(CNN) -- A key prosecution witness said Wednesday that he heard the accused plot the murders of 57 people in what is considered the worst politically motivated killings in recent Philippine history.
The landmark murder trial started Wednesday in Manila, with the witness testifying that the accused even ordered a backhoe to bury the bodies after the planned massacre.
Witness Lakmudin Saliao was a personal aide to Andal Ampatuan Sr., the former governor of Maguindanao province. Ampatuan's son -- Andal Ampatuan Jr., former mayor of Maguindanao province -- is accused of being the ringleader in the November 2009 massacre in Maguindanao.

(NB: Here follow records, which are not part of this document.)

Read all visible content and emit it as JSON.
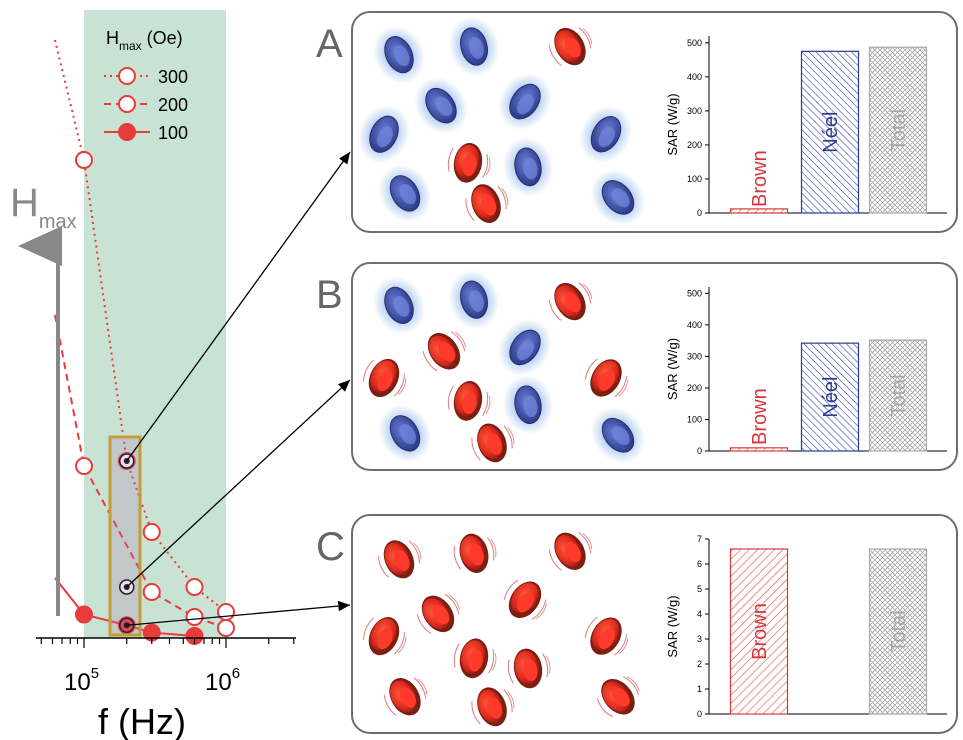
{
  "colors": {
    "band": "#c8e3d4",
    "red": "#e83b3b",
    "dark_red": "#8b1a1a",
    "brown_text": "#d7373b",
    "neel_text": "#2b3b8f",
    "total_text": "#a8a8a8",
    "arrow_gray": "#888888",
    "panel_border": "#6e6e6e",
    "highlight_box": "#c79a3a",
    "rbc_blue": "#4a5db8",
    "rbc_glow": "#a9c8ee",
    "rbc_red": "#e5322a",
    "rbc_rim": "#7a1f12"
  },
  "icons": {
    "blue_particle": "blue-blurred-disc-icon",
    "red_particle": "red-rotating-disc-icon"
  },
  "left_plot": {
    "y_axis_label": "H",
    "y_axis_label_sub": "max",
    "x_axis_label": "f (Hz)",
    "x_tick_labels": [
      {
        "base": "10",
        "exp": "5"
      },
      {
        "base": "10",
        "exp": "6"
      }
    ],
    "legend_title": "H",
    "legend_title_sub": "max",
    "legend_title_unit": " (Oe)",
    "legend_entries": [
      "300",
      "200",
      "100"
    ]
  },
  "chart_data": [
    {
      "type": "scatter",
      "title": "",
      "xlabel": "f (Hz)",
      "ylabel": "Hmax",
      "x_scale": "log",
      "legend_title": "Hmax (Oe)",
      "legend_placement": "top-right",
      "grid": false,
      "series": [
        {
          "name": "300",
          "style": "dotted, open circles",
          "x": [
            100000,
            200000,
            300000,
            600000,
            1000000
          ],
          "y": [
            455,
            160,
            80,
            35,
            18
          ]
        },
        {
          "name": "200",
          "style": "dashed, open circles",
          "x": [
            100000,
            300000,
            600000,
            1000000
          ],
          "y": [
            155,
            30,
            12,
            4
          ]
        },
        {
          "name": "100",
          "style": "solid, filled circles",
          "x": [
            100000,
            200000,
            300000,
            600000
          ],
          "y": [
            15,
            6,
            2,
            0.5
          ]
        }
      ],
      "highlighted_frequency": 200000
    },
    {
      "panel": "A",
      "type": "bar",
      "ylabel": "SAR (W/g)",
      "ylim": [
        0,
        520
      ],
      "y_ticks": [
        0,
        100,
        200,
        300,
        400,
        500
      ],
      "categories": [
        "Brown",
        "Néel",
        "Total"
      ],
      "values": [
        12,
        475,
        487
      ]
    },
    {
      "panel": "B",
      "type": "bar",
      "ylabel": "SAR (W/g)",
      "ylim": [
        0,
        520
      ],
      "y_ticks": [
        0,
        100,
        200,
        300,
        400,
        500
      ],
      "categories": [
        "Brown",
        "Néel",
        "Total"
      ],
      "values": [
        10,
        342,
        352
      ]
    },
    {
      "panel": "C",
      "type": "bar",
      "ylabel": "SAR (W/g)",
      "ylim": [
        0,
        7
      ],
      "y_ticks": [
        0,
        1,
        2,
        3,
        4,
        5,
        6,
        7
      ],
      "categories": [
        "Brown",
        "",
        "Total"
      ],
      "values": [
        6.6,
        0,
        6.6
      ]
    }
  ],
  "panels": [
    {
      "letter": "A",
      "particles": [
        {
          "u": 0.13,
          "v": 0.17,
          "kind": "blue",
          "rot": -25
        },
        {
          "u": 0.38,
          "v": 0.13,
          "kind": "blue",
          "rot": -15
        },
        {
          "u": 0.7,
          "v": 0.13,
          "kind": "red",
          "rot": -30
        },
        {
          "u": 0.27,
          "v": 0.42,
          "kind": "blue",
          "rot": -35
        },
        {
          "u": 0.55,
          "v": 0.4,
          "kind": "blue",
          "rot": 35
        },
        {
          "u": 0.08,
          "v": 0.56,
          "kind": "blue",
          "rot": 25
        },
        {
          "u": 0.82,
          "v": 0.56,
          "kind": "blue",
          "rot": 30
        },
        {
          "u": 0.36,
          "v": 0.7,
          "kind": "red",
          "rot": 10
        },
        {
          "u": 0.56,
          "v": 0.72,
          "kind": "blue",
          "rot": -10
        },
        {
          "u": 0.15,
          "v": 0.85,
          "kind": "blue",
          "rot": -30
        },
        {
          "u": 0.86,
          "v": 0.87,
          "kind": "blue",
          "rot": -40
        },
        {
          "u": 0.42,
          "v": 0.9,
          "kind": "red",
          "rot": -20
        }
      ]
    },
    {
      "letter": "B",
      "particles": [
        {
          "u": 0.13,
          "v": 0.18,
          "kind": "blue",
          "rot": -25
        },
        {
          "u": 0.38,
          "v": 0.15,
          "kind": "blue",
          "rot": -15
        },
        {
          "u": 0.7,
          "v": 0.16,
          "kind": "red",
          "rot": -30
        },
        {
          "u": 0.28,
          "v": 0.42,
          "kind": "red",
          "rot": -35
        },
        {
          "u": 0.55,
          "v": 0.4,
          "kind": "blue",
          "rot": 35
        },
        {
          "u": 0.08,
          "v": 0.56,
          "kind": "red",
          "rot": 25
        },
        {
          "u": 0.82,
          "v": 0.56,
          "kind": "red",
          "rot": 30
        },
        {
          "u": 0.36,
          "v": 0.68,
          "kind": "red",
          "rot": 10
        },
        {
          "u": 0.56,
          "v": 0.7,
          "kind": "blue",
          "rot": -10
        },
        {
          "u": 0.15,
          "v": 0.85,
          "kind": "blue",
          "rot": -30
        },
        {
          "u": 0.86,
          "v": 0.86,
          "kind": "blue",
          "rot": -40
        },
        {
          "u": 0.44,
          "v": 0.9,
          "kind": "red",
          "rot": -20
        }
      ]
    },
    {
      "letter": "C",
      "particles": [
        {
          "u": 0.13,
          "v": 0.18,
          "kind": "red",
          "rot": -25
        },
        {
          "u": 0.38,
          "v": 0.15,
          "kind": "red",
          "rot": -15
        },
        {
          "u": 0.7,
          "v": 0.14,
          "kind": "red",
          "rot": -30
        },
        {
          "u": 0.26,
          "v": 0.45,
          "kind": "red",
          "rot": -35
        },
        {
          "u": 0.55,
          "v": 0.38,
          "kind": "red",
          "rot": 35
        },
        {
          "u": 0.08,
          "v": 0.56,
          "kind": "red",
          "rot": 25
        },
        {
          "u": 0.82,
          "v": 0.56,
          "kind": "red",
          "rot": 30
        },
        {
          "u": 0.38,
          "v": 0.67,
          "kind": "red",
          "rot": 10
        },
        {
          "u": 0.56,
          "v": 0.72,
          "kind": "red",
          "rot": -10
        },
        {
          "u": 0.15,
          "v": 0.86,
          "kind": "red",
          "rot": -30
        },
        {
          "u": 0.86,
          "v": 0.86,
          "kind": "red",
          "rot": -40
        },
        {
          "u": 0.44,
          "v": 0.91,
          "kind": "red",
          "rot": -20
        }
      ]
    }
  ]
}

There are 196 accused, about 500 witnesses and more than 11,000 murder charges involved in the case, which is expected to take years.
The wife and sister of political candidate Ismael "Toto" Mangudadatu and 30 journalists were among the massacre victims.

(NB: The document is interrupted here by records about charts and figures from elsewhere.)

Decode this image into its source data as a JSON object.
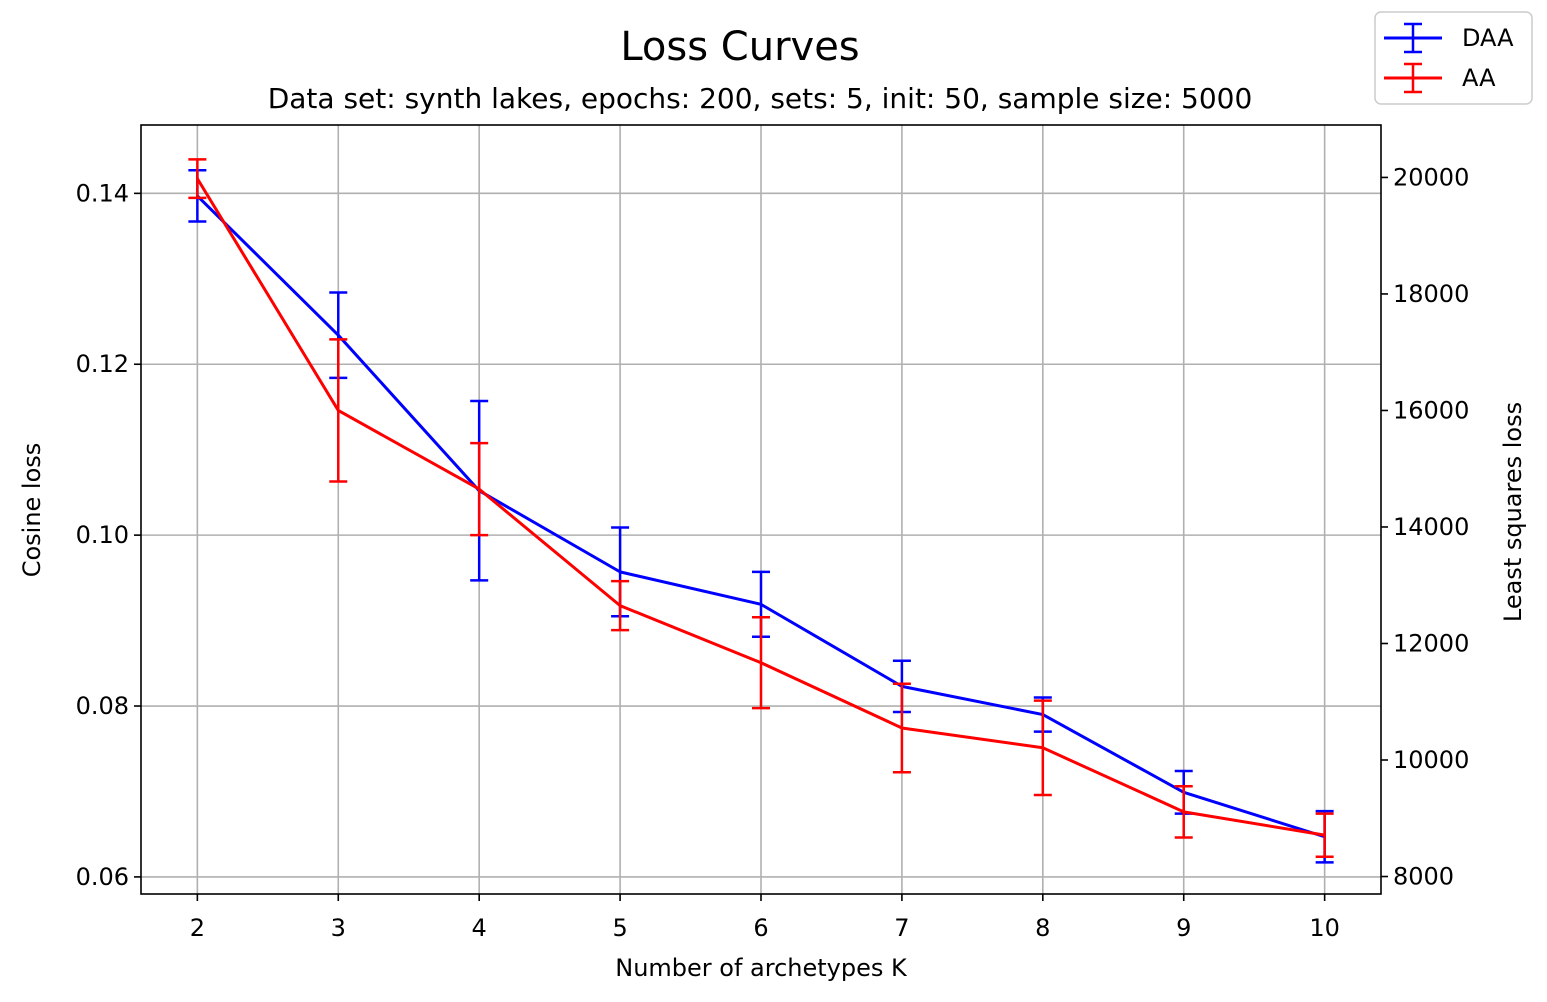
{
  "chart_data": {
    "type": "line",
    "title": "Loss Curves",
    "subtitle": "Data set:  synth lakes, epochs: 200, sets: 5, init: 50, sample size: 5000",
    "xlabel": "Number of archetypes K",
    "ylabel": "Cosine loss",
    "y2label": "Least squares loss",
    "x": [
      2,
      3,
      4,
      5,
      6,
      7,
      8,
      9,
      10
    ],
    "x_ticks": [
      "2",
      "3",
      "4",
      "5",
      "6",
      "7",
      "8",
      "9",
      "10"
    ],
    "xlim": [
      1.6,
      10.4
    ],
    "ylim": [
      0.058,
      0.148
    ],
    "y_ticks": [
      0.06,
      0.08,
      0.1,
      0.12,
      0.14
    ],
    "y_tick_labels": [
      "0.06",
      "0.08",
      "0.10",
      "0.12",
      "0.14"
    ],
    "y2lim": [
      7700,
      20900
    ],
    "y2_ticks": [
      8000,
      10000,
      12000,
      14000,
      16000,
      18000,
      20000
    ],
    "y2_tick_labels": [
      "8000",
      "10000",
      "12000",
      "14000",
      "16000",
      "18000",
      "20000"
    ],
    "grid": true,
    "legend_position": "top-right",
    "series": [
      {
        "name": "DAA",
        "axis": "left",
        "color": "#0000ff",
        "values": [
          0.1397,
          0.1234,
          0.1052,
          0.0957,
          0.0919,
          0.0823,
          0.079,
          0.0699,
          0.0647
        ],
        "errors": [
          0.003,
          0.005,
          0.0105,
          0.0052,
          0.0038,
          0.003,
          0.002,
          0.0025,
          0.003
        ]
      },
      {
        "name": "AA",
        "axis": "right",
        "color": "#ff0000",
        "values": [
          19980,
          16000,
          14650,
          12650,
          11670,
          10550,
          10210,
          9110,
          8710
        ],
        "errors": [
          330,
          1220,
          790,
          420,
          780,
          760,
          810,
          440,
          370
        ]
      }
    ]
  }
}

Mangudadatu had sent his family members to file paperwork allowing him to run for governor of Maguindanao. Their convoy was ambushed, and their bodies were found in a mass grave.
The Ampatuan family plotted the killings to keep Mangudadatu from challenging Ampatuan Jr. in the May 2010 gubernatorial election, Saliao said. The witness also said the Ampatuans went on to discuss how to cover up the killings, by burying the victims in mass graves just off a highway.
The witness said he later heard the elder Ampatuan tell the younger Ampatuan, "You know what to do."
Ampatuan Jr. allegedly replied, "We will kill them all, so that no one can speak."
The Ampatuans have run Maguindanao for years. The province is part of an autonomous region in predominantly Muslim Mindanao, which was set up in the 1990s to quell armed uprisings by people seeking an independent Muslim homeland in the predominantly Christian Asian nation.
An investigation has revealed that members of the Philippine police and army also were involved in the massacre, said an eight-member commission of the Philippine justice department. Yet dozens of the 196 suspects remain at large, said attorney Harry Roque, who represents the survivors of 14 massacre victims.
"It's the job of the police to arrest them. But we all know the calibre of the police. That is part of the problem," he said, adding that the Ampatuan family still controls Maguindanao. "People who were supposed to protect the people became the murderers."
Journalist Winona Cuevas contributed to this report.